- Born: December 14, 1978 (age 47) Birmingham, Alabama, U.S.
- Occupations: Writer, Blogger
- Writing career
- Pen name: Cleolinda Jones
- Genre: Parody
- Notable work: Movies in Fifteen Minutes

= Cleolinda Jones =

American writer and blogger

Cleolinda "Cleo" Jones (born December 14, 1978) is an American writer and blogger. She is the author of the Movies in Fifteen Minutes series of film parodies, which have a large cult following on the internet. In addition to her published books, she is also known for her commentary on pop culture elements, particularly the growth and development of "fandom" culture for Twilight, Harry Potter, The Hunger Games and Hannibal.

Jones currently lives in Birmingham, where she is a post-graduate student.

==Published works==
In 2005, Orion Books published Movies in Fifteen Minutes: Hollywood Blockbusters for People Who Can't Be Bothered, a collection of more parodies by Jones. The book has also been published abroad as Cut: Movies in Fifteen Minutes, but has yet to be published in Jones' native United States.

Movies in Fifteen Minutes was praised for being "hilarious – but [also intelligent;] it's the pretensions of James Cameron and Mel Gibson [that Jones] is mocking, not Dickens and Shakespeare".

As a follow-up to Movies in Fifteen Minutes, Jones has also self-published an e-book, The Annotated Movies in Fifteen Minutes: (1) Wizards. It focuses on her humorous recaps of the Harry Potter films, with fandom commentary, interactive links, and historical notes in addition to the recaps.

Jones's recaps of Breaking Dawn, the fourth book in the Twilight series, were heavily referenced in a blog posting in New York Magazine.

Jones's blog was quoted in the MSNBC article "A beginner's guide to Twilight – How to pretend like you know what your teenage daughter is talking about", a commentary written by Dave White.

Her recaps of Season 1 of Hannibal attracted a large following of both fans of the show and entertainment analysts, as Jones often included a meta-analysis of the horror genre elements included in each show for discussion. Her "People in Dracula don't know they're in Dracula" problem analysis was included in The Atlantic feature, "The Formula That's Ruining Teen Movies", in 2013.

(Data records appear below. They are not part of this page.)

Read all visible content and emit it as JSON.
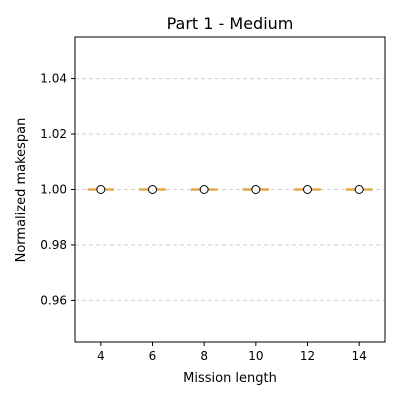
{
  "chart_data": {
    "type": "box",
    "title": "Part 1 - Medium",
    "xlabel": "Mission length",
    "ylabel": "Normalized makespan",
    "categories": [
      "4",
      "6",
      "8",
      "10",
      "12",
      "14"
    ],
    "series": [
      {
        "values": [
          {
            "x": 4,
            "median": 1.0,
            "mean": 1.0,
            "q1": 1.0,
            "q3": 1.0,
            "whisker_low": 1.0,
            "whisker_high": 1.0
          },
          {
            "x": 6,
            "median": 1.0,
            "mean": 1.0,
            "q1": 1.0,
            "q3": 1.0,
            "whisker_low": 1.0,
            "whisker_high": 1.0
          },
          {
            "x": 8,
            "median": 1.0,
            "mean": 1.0,
            "q1": 1.0,
            "q3": 1.0,
            "whisker_low": 1.0,
            "whisker_high": 1.0
          },
          {
            "x": 10,
            "median": 1.0,
            "mean": 1.0,
            "q1": 1.0,
            "q3": 1.0,
            "whisker_low": 1.0,
            "whisker_high": 1.0
          },
          {
            "x": 12,
            "median": 1.0,
            "mean": 1.0,
            "q1": 1.0,
            "q3": 1.0,
            "whisker_low": 1.0,
            "whisker_high": 1.0
          },
          {
            "x": 14,
            "median": 1.0,
            "mean": 1.0,
            "q1": 1.0,
            "q3": 1.0,
            "whisker_low": 1.0,
            "whisker_high": 1.0
          }
        ]
      }
    ],
    "xlim": [
      3,
      15
    ],
    "ylim": [
      0.945,
      1.055
    ],
    "yticks": [
      "0.96",
      "0.98",
      "1.00",
      "1.02",
      "1.04"
    ],
    "grid": "y",
    "colors": {
      "box": "#e0a94a",
      "mean_marker_fill": "#ffffff",
      "mean_marker_edge": "#000000",
      "grid": "#d0d0d0"
    }
  }
}
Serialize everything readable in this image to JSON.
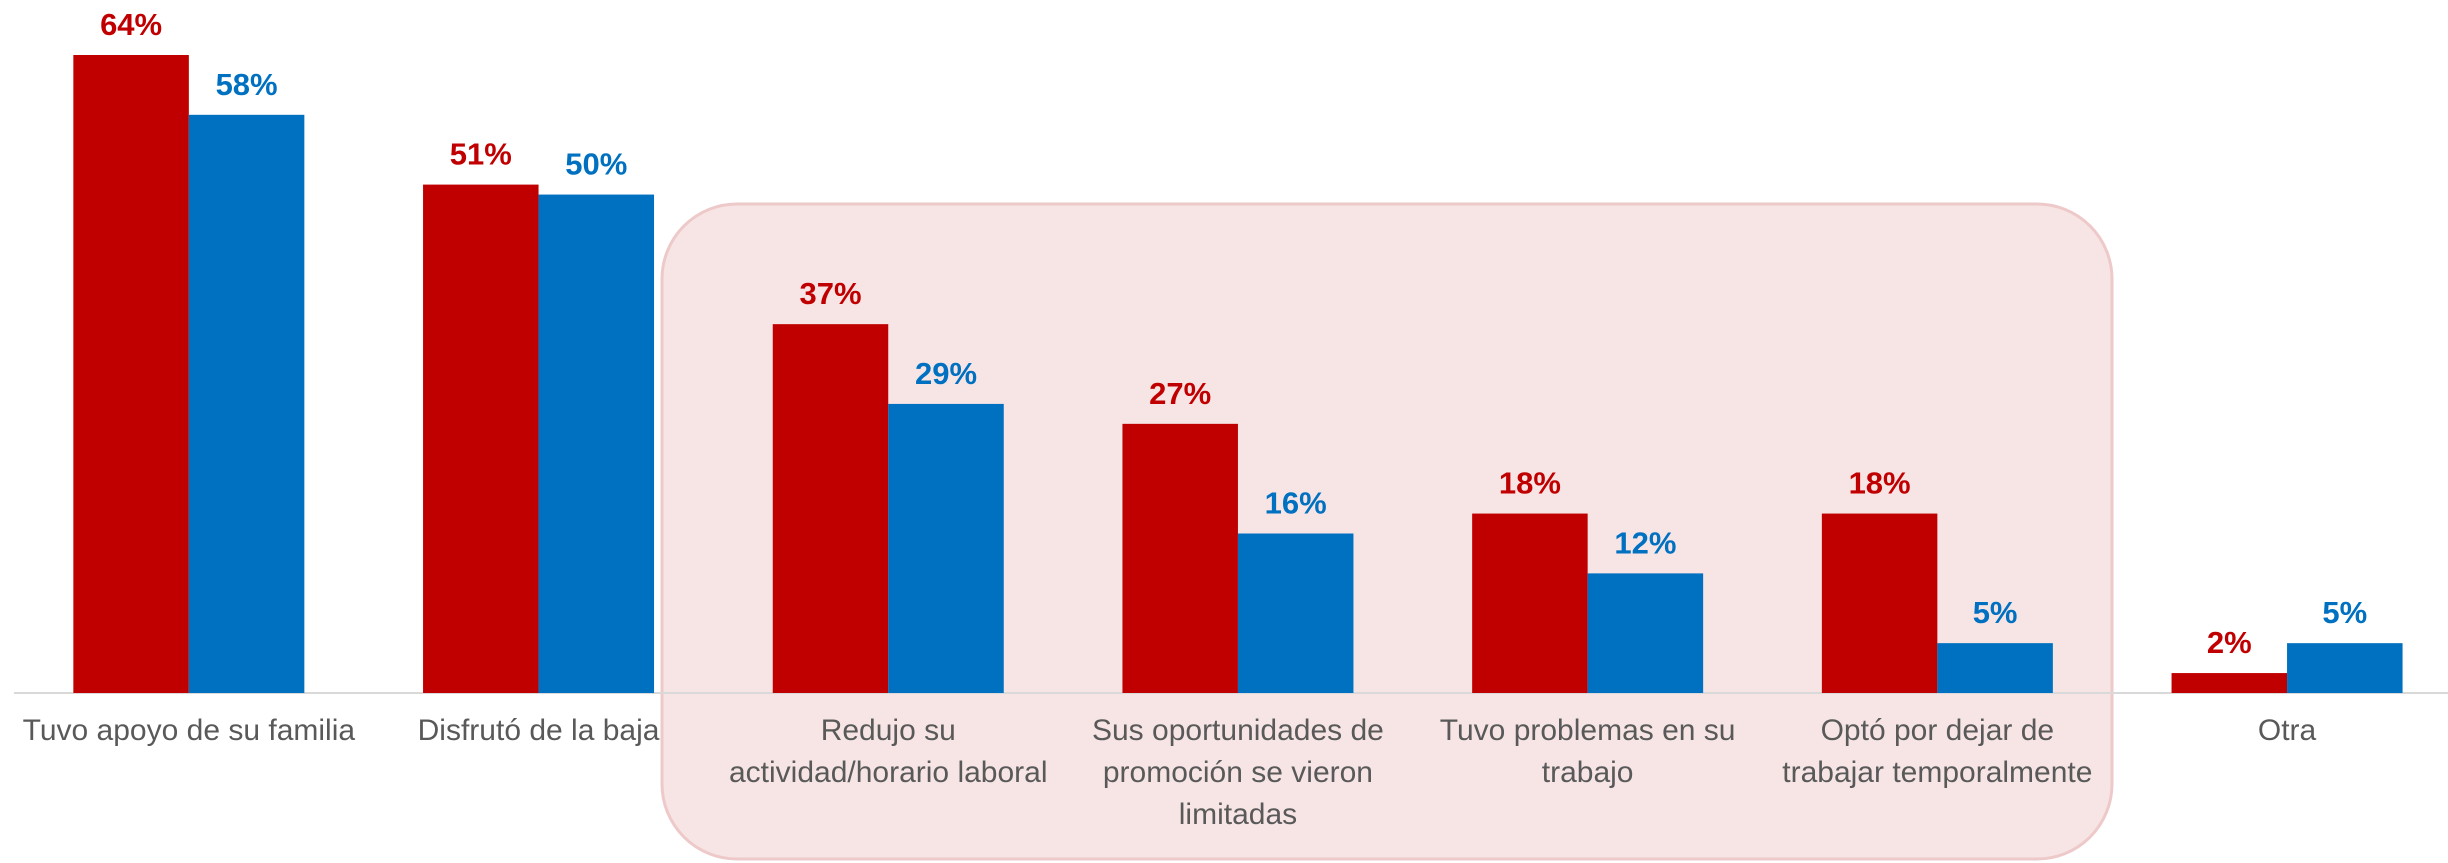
{
  "chart_data": {
    "type": "bar",
    "categories": [
      "Tuvo apoyo de su familia",
      "Disfrutó de la baja",
      "Redujo su actividad/horario laboral",
      "Sus oportunidades de promoción se vieron limitadas",
      "Tuvo problemas en su trabajo",
      "Optó por dejar de trabajar temporalmente",
      "Otra"
    ],
    "series": [
      {
        "color": "#c00000",
        "values": [
          64,
          51,
          37,
          27,
          18,
          18,
          2
        ],
        "value_labels": [
          "64%",
          "51%",
          "37%",
          "27%",
          "18%",
          "18%",
          "2%"
        ]
      },
      {
        "color": "#0070c0",
        "values": [
          58,
          50,
          29,
          16,
          12,
          5,
          5
        ],
        "value_labels": [
          "58%",
          "50%",
          "29%",
          "16%",
          "12%",
          "5%",
          "5%"
        ]
      }
    ]
  }
}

In 2014, Jones' work was included in Athena's Daughters, an anthology of science fiction and fantasy stories about women, by women. The project was part of a "Silence in the Library" Kickstarter campaign which later grew to include multiple sequels. Proceeds from the book supported RAINN (Rape, Abuse & Incest National Network), the nation's largest anti-sexual violence organization.